Zanubrutinib, a second-generation BTK inhibitor, is approved by FDA to treat mantle cell lymphoma.
Zanubrutinib, the BTK inhibitor approved by FDA to treat mantle cell lymphoma, showed an advantage over its competitor in new data and produced meaningful and durable responses in certain patients with Waldenstrom macroglobulinaemia (WM), even though they lacked a key mutation that has signaled successful treatment, according to updated results of the ASPEN trial.1
Results were presented during American Society of Clinical Oncology 2020 annual meeting, which offered presentations online Friday.
In this rare form of lymphoma, MYD88 mutations are present in 95% of the patients, and Bruton tyrosine kinase (BTK) inhibitors have been effective in treating WM patients who have this mutation. Prior research shows poorer response rates and shorter progression-free survival (PFS) among those who lack the mutations. Complicating matters is the fact that diagnosing mutations in WM can be tricky.
Results from ASPEN released in December 2019, and updated at ASCO,2 compared zanubrutinib to ibrutinib in WM patients with the MYD88 mutation. Early reactions were mixed. Some analysts noted that the ASPEN trial missed the goal of doubling ibrutinib’s rate of complete or very good partial responses, but others pointed to the fact that data showed zanubrutinib numerically outperformed ibrutinib, with 28.9% of relapsed or refractory patients achieving this mark, compared with 19.8% for ibrutinib. Results for all patients, including those starting treatment, were comparable—28.4% vs 19.2%.
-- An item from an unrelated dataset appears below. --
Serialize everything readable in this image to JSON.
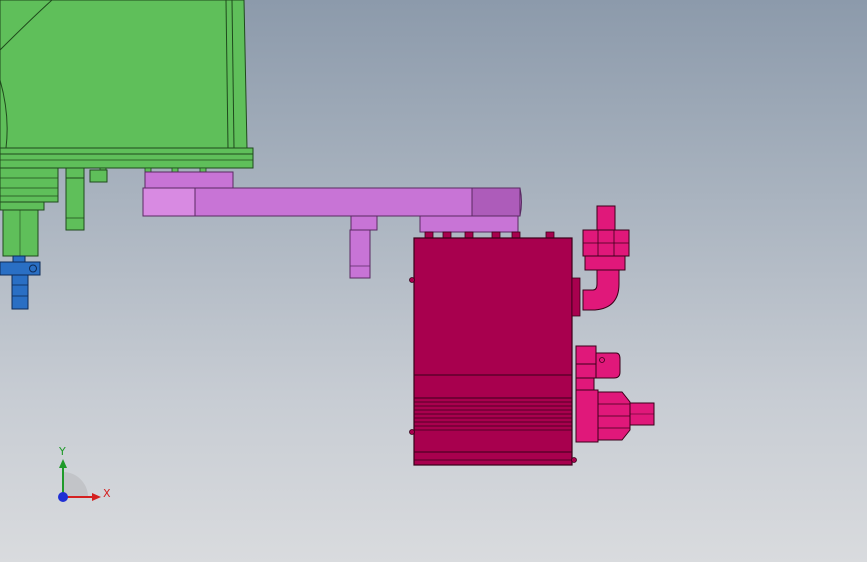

In an interview with The American Journal of Managed Care®, lead investigator Constantine Tam, MBBS, MD, a clinical hematologist and professor at the Peter MacCallum Cancer Centre in Victoria, Australia, noted there were “some inbalances” in the randomization; more patients in the zanubrutinib arm were over age 75 and more were anemic.
Updated Data at ASCO
ASPEN did more follow-up in January, accruing another 5 months of data. “This is important,” Tam said. “The longer you take the drug, the better your responses become.” So, while the study technically did not meet its end point, Tam said the lines separating zanubrutinib and ibrutinib have diverged since the first results were announced. Data posted Friday showed the following:3
Data From Patients Without Key Mutation
The early data did not include patients without MYD88 mutations. At enrollment in ASPEN, patients were assigned to cohorts based on mutation status. Today’s updated results cover 28 patients, including 26 who were WM with MYD88 wild type, enrolled in the cohort for patients lacking the mutation. Their median age was 72 years; 5 were not previously treated and 23 were relapsed/refractory. With a median follow-up of 17.9 months, results were the following:
Common AEs were diarrhea, anemia, contusion, pyrexia, and upper respiratory tract infection.
Importance of Safety Data
The early ASPEN results showed that zanubrutinib produced fewer serious adverse events (AEs) and fewer AEs that led to discontinuation. Patients taking zanubritinib were also far less likely to experience atrial fibrillation (2.0% vs 15.3%), hypertension (10.9% vs 17.3%) or major bleeding (5.9% vs 9.2%). Those taking zanubrutinib did experience more neutropenia (29.7% vs 13.3%).
But overall, do the results point to zanubrutinib for certain groups of patients with WM?
“At the moment, there’s not a whole lot of data about which patients get these other vascular side effects,” Tam said. ASPEN did not set out to study examine which drug was better for patients who have hypertension or related risk factors, and Tam noted the event rates were fairly low.
However, he said, one may come away from the study and say, “Well, those patients who potentially have a history of hypertension or have a history of atrial fibrillation—or have an abnormal ECG or abnormal echocardiogram—maybe they’re the ones who would be better of on [zanubrutinib] compared to ibrutinib.”
When asked if this second-generation BTK inhibitor would produce fewer cardiac effects, Tam said, “We think it’s how clean the targeting is.” The updated data being presented at ASCO show even greater differences between the 2 drugs in toxicity and atrial fibrillation, he said.
“It is nice to have a drug that is fairly clean,” Tam said. Zanubrutinib does have to be taken twice a day, but there is no fasting requirement . “From a side effect profile, it’s worth it,” he said.
Zanubrutinib, sold in the United States as Brukinsa by BeiGene, last year received the first FDA approval from data gathered mostly in China.